Etat des lieux de la 5G dans les grandes villes de France: Bordeaux décide de ne plus participer aux tests
charentelibre.fr avec AFP, publié le 13 octobre 2020
Débat citoyen ou bras de fer? Le conseil municipal de Lille a adopté samedi un moratoire sur le déploiement de la 5G, nouvel épisode dans la fronde d’élus locaux écologistes ou de gauche contre la nouvelle génération de réseaux mobiles en France. Le gouvernement a dénoncé une "tartufferie incompréhensible", alors que l’attribution des fréquences 5G aux opérateurs est en cours de finalisation et que les premières offres commerciales seront effectives à la fin de l’année.

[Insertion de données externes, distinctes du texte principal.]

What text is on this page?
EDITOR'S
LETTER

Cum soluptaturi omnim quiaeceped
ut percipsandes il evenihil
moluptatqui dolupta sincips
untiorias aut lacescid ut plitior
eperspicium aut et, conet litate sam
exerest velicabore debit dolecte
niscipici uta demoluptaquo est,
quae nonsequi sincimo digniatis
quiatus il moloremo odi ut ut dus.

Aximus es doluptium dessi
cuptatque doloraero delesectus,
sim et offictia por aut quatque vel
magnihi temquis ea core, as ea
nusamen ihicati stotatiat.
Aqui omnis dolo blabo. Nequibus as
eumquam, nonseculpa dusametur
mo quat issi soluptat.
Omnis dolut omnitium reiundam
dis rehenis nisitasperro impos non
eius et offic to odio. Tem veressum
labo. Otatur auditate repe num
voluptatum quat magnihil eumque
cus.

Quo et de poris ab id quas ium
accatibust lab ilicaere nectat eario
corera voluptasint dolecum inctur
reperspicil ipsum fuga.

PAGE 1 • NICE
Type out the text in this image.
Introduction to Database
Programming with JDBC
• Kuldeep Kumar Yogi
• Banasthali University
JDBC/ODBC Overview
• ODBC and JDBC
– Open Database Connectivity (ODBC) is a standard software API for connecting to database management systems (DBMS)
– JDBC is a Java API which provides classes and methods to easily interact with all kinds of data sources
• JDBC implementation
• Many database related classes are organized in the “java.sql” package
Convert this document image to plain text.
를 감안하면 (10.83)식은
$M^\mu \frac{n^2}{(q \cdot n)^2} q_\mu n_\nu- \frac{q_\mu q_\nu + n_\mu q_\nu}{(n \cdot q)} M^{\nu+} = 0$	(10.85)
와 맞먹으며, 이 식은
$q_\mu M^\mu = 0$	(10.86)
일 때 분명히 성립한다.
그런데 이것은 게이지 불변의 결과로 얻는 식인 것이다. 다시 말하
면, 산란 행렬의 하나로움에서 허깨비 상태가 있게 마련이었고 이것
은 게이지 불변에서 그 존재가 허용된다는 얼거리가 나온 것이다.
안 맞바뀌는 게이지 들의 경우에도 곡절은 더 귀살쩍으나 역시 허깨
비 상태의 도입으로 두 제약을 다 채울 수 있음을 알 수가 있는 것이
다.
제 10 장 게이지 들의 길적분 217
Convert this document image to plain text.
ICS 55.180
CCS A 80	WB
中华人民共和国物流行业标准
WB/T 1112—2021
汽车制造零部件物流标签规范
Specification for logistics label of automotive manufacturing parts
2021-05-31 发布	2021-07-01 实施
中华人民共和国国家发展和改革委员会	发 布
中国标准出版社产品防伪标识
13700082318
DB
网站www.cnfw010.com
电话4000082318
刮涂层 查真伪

Etat des lieux des positions dans les grandes villes françaises.:
Lille, Grenoble, Lyon: moratoire adopté ou à l’étude
A Lille, la motion adoptée prévoit de sursoir, sur le territoire de la commune, "à toute autorisation d’implantation ou d’allumage d’antennes 'test’ liées à la technologie 5G" jusqu’à la publication prévue au printemps 2021 d’un rapport de l’Agence nationale de sécurité sanitaire (Anses). "Parce que nos doutes persistent tant du point de vue sanitaire que de la sobriété numérique sur le déploiement de la 5G, nous avons voté (…) un moratoire. Il est urgent d’attendre!", a déclaré sur Twitter la maire de Lille Martine Aubry (PS). A Grenoble, la ville administrée par Eric Piolle (EELV) réclame "de longue date" un moratoire national.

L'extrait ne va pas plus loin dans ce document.